The second statement, however, should arguably cause a compile-time error. Type IType does not include operation equals(Object). It is not sufficient that the Derived object happens to possess a mapping for that method. It maps m1() too, but the IType reference can't access method m1().

How can we reconcile the apparent discrepancy? We could certainly argue that no harm has resulted. Since every object must be instantiated from a concrete class, and every class must descend from the primordial class Object, we know that at runtime the equals(Object) method call will not fail since implementation for that method exists in class Object. Nevertheless, that argument appeals to runtime issues and type conformance occurs at compile time. How does the compiler, acting as type checker, allow type IType to include operations neither declared by it or any of its supertypes? In our example, IType has no supertypes.

Figure 6 illustrates the conceptual view you actually receive for an IType reference attached to a Derived object. The Java type system grants the IType reference access to all operations defined by type Object.

Figure 6. Derived references attached to Derived object, version 3

To resolve that access in a type-consistent manner, you could define an interface named java.lang.Interface that declares each java.lang.Object type operation with the appropriate return type. Then you could have class java.lang.Object implement java.lang.Interface. That would not change the behavior or implementation of class java.lang.Object in any way. Finally, you could specify that any interface declaration that does not explicitly declare an extends clause implicitly extends java.lang.Interface, making java.lang.Interface the primordial interface. You would then have the necessary type hierarchy to explain the structure of Figure 6.

As individual developers, of course, we can't simply perform the above steps. The required changes to package java.lang and the Java Language Specification are beyond our jurisdiction. We can, however, strive to understand the slight aberration in the Java type system.


The current Java type system's tacit acceptance of a primordial interface results in several advantages. Java developers often rely on class Object being the root of all class hierarchies. For example, the interface java.util.Collection defines operation add(Object). By specifying Object as the parameter, every concrete class implementing the Collection interface must allow any runtime object to be added to the collection. That design feature is particularly important in light of Java's lack of support for parametric polymorphism.

From a type-oriented perspective, operation add(Object) passes compile-time type checking even for interface declared types. The code below illustrates that point:

List myList = new ArrayList();
IType iType = new Derived();
myList.add( iType );

The add(Object) method call uses an IType reference for the Object type parameter. Recall that IType does not explicitly subtype Object.

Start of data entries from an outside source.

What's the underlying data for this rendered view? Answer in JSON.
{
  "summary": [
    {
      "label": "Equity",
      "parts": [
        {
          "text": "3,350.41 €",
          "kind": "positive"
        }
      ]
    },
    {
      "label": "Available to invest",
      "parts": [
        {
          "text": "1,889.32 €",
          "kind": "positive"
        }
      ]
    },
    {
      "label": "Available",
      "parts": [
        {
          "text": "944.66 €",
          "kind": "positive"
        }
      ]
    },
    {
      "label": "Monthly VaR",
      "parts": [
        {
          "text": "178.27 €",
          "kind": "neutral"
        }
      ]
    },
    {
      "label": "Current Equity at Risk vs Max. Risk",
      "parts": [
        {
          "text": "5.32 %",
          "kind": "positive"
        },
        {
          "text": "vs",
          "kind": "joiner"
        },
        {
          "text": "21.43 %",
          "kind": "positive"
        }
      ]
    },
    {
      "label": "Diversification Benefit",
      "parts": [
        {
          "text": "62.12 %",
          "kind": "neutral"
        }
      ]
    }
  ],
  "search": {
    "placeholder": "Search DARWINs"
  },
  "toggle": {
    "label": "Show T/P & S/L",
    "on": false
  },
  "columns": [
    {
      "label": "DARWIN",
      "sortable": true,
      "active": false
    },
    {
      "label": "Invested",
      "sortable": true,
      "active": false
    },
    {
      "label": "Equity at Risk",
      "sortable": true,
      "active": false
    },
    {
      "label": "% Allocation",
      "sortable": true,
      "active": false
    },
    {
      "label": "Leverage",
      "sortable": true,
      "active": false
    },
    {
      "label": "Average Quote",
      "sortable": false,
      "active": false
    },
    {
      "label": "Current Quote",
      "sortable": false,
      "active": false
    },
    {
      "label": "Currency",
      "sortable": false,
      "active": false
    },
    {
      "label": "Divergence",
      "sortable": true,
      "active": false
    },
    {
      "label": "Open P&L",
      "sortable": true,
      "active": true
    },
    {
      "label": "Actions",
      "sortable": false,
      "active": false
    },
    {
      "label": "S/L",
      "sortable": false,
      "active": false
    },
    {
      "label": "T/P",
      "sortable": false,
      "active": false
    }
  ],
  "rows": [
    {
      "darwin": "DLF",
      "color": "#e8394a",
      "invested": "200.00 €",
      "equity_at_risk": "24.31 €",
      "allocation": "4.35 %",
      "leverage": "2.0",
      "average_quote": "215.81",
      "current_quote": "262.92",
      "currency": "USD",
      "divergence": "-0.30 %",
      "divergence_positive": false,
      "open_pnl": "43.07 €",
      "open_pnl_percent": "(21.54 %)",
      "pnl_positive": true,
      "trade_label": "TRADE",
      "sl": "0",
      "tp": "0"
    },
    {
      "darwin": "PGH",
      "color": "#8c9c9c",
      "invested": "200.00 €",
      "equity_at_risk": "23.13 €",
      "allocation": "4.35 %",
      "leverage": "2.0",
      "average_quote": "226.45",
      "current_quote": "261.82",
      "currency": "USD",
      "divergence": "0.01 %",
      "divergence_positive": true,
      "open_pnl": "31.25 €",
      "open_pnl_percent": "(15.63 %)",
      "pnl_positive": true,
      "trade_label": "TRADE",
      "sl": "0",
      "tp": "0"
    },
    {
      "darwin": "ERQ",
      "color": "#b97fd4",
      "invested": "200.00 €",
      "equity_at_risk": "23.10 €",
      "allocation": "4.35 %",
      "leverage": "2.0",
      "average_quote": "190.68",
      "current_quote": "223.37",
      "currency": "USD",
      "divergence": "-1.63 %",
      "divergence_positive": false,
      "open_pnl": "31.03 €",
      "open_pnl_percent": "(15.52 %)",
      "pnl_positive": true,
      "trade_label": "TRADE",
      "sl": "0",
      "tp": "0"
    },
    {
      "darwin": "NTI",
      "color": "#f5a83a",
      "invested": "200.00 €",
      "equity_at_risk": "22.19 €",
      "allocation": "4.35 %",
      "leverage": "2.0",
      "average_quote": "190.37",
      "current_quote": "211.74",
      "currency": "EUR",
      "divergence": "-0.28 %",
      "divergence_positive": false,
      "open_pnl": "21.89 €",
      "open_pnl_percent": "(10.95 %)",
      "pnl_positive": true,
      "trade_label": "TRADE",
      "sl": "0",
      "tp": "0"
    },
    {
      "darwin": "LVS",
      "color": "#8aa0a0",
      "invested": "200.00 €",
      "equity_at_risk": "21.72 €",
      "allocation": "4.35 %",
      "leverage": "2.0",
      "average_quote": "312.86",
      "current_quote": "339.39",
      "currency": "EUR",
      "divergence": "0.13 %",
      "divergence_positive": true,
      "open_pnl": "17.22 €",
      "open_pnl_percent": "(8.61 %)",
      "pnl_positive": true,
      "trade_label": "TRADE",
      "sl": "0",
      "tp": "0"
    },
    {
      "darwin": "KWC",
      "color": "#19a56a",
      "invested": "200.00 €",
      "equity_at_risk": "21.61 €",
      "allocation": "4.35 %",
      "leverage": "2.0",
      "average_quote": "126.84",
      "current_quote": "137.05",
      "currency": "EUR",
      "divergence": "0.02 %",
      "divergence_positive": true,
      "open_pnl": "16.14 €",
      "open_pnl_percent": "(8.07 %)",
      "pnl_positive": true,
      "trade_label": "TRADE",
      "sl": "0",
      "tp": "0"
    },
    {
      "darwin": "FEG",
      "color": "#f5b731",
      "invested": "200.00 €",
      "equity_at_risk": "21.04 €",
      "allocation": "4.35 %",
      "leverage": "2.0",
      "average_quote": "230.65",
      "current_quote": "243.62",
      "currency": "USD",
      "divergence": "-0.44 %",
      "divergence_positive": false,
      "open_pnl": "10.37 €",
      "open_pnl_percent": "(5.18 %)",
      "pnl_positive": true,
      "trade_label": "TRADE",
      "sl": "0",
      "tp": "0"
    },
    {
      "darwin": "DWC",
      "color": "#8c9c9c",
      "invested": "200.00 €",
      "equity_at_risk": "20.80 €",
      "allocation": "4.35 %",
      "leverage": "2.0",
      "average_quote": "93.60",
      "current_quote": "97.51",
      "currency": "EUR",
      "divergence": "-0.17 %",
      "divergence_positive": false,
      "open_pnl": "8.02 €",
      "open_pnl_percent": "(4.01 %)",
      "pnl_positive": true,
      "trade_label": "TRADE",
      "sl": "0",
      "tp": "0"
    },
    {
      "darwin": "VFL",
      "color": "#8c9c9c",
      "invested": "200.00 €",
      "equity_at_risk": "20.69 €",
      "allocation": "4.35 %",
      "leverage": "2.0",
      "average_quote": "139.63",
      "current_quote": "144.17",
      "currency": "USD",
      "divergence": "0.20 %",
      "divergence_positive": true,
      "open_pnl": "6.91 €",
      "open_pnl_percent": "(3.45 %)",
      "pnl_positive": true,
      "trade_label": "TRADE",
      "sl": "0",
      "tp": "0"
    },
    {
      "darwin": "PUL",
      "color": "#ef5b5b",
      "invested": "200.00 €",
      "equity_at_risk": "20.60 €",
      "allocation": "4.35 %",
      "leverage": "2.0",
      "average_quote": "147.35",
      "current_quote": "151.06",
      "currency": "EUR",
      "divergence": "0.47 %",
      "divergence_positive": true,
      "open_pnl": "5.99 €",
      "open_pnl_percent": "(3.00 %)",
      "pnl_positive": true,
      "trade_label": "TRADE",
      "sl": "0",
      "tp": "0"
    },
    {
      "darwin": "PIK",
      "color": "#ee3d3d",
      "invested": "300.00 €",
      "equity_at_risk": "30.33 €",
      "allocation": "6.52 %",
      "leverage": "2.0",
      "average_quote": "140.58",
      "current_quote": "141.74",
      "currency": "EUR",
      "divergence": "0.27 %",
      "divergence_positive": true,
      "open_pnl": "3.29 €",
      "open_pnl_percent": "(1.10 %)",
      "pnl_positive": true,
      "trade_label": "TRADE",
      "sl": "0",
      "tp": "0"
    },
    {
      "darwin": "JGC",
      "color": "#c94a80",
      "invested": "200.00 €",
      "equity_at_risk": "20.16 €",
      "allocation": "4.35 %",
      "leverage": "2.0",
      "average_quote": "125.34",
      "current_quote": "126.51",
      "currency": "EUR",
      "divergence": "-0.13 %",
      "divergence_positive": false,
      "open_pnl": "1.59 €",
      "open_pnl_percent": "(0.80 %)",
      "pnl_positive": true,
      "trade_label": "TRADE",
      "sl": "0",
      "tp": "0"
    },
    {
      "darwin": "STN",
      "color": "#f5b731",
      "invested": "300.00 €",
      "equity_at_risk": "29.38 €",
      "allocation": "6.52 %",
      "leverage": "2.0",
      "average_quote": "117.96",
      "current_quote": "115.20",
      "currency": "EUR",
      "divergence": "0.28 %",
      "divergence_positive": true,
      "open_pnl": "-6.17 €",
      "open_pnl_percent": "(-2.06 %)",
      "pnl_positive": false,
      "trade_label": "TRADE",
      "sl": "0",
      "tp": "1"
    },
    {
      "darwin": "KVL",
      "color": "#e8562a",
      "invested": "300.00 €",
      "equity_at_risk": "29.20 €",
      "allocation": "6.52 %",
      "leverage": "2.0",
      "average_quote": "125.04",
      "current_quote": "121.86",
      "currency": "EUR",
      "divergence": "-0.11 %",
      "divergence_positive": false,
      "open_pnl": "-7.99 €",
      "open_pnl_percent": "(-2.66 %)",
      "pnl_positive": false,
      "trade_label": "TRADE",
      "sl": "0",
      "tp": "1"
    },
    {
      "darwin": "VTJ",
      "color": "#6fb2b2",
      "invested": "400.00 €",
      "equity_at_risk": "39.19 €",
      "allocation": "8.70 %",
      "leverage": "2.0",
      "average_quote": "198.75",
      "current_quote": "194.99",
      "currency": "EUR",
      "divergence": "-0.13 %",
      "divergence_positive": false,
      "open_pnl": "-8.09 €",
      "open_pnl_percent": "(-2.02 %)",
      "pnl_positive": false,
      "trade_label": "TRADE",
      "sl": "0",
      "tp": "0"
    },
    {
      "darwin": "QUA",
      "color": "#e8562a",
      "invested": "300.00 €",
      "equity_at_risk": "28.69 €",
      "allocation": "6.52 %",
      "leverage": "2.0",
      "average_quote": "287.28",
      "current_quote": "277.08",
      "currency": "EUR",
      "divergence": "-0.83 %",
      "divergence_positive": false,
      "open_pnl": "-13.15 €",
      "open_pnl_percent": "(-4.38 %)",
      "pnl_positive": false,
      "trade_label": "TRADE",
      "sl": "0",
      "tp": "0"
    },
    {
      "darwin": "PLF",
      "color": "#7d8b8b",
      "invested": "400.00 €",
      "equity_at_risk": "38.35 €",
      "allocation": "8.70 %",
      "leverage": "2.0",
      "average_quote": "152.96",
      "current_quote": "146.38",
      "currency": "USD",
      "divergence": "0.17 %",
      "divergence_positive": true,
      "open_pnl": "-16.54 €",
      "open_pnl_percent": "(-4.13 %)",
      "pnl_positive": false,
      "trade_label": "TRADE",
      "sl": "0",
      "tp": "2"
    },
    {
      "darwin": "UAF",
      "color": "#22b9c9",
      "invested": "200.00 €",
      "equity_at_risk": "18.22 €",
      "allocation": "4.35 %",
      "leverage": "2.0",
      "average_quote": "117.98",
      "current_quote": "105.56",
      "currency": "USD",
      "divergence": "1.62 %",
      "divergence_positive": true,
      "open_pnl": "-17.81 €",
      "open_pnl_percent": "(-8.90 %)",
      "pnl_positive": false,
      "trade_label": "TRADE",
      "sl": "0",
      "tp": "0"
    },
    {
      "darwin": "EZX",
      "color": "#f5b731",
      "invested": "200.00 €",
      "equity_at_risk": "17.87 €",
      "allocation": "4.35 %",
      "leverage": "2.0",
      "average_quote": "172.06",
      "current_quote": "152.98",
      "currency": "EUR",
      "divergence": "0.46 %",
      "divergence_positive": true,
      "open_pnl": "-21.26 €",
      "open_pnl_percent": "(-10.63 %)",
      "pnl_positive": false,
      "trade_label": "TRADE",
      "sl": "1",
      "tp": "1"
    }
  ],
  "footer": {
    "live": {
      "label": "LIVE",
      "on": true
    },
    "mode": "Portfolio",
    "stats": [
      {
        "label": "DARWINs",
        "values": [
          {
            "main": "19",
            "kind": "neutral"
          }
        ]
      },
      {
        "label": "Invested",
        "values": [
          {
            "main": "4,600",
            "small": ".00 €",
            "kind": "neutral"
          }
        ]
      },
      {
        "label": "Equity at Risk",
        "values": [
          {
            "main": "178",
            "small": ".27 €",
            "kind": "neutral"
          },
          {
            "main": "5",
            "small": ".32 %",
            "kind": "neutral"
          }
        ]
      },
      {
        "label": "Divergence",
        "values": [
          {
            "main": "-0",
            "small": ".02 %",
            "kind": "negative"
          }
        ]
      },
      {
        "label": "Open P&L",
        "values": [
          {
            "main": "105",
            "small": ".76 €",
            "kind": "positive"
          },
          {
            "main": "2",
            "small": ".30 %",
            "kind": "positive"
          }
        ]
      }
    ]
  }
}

Curiously, the JLS covers that situation in section 5.1.4 by declaring the legality of widening reference conversions "from any interface type to type Object." Method invocation triggers the conversion of each method argument, so the type system converts the IType reference to an Object type as part of the method call.

A further advantage concerns a potential JVM performance hit when using an invokeinterface instruction as compared to invokevirtual. Interpreting the method call iType.equals( base ) as a virtual call to an object method exhibits performance advantages over invoking an interface method. I will cheerily declare further discussion to be beyond this article's scope since, in reality, it is actually beyond my comfort level.


Though the Java Language Specification declares that no primordial interface exists, the language actually behaves otherwise. Granted, that innocuous discrepancy causes no harm in Java implementation code; nonetheless, Java developers should strive to understand the language, even its minor idiosyncrasies. This article investigates a situation in which strict adherence to the Java type system should prevent an interface type reference from accessing operations defined by type Object. Rather than take issue with the JLS, a type-oriented, conceptual view sufficiently explains the observed compile-time behavior of an implied primordial Java interface.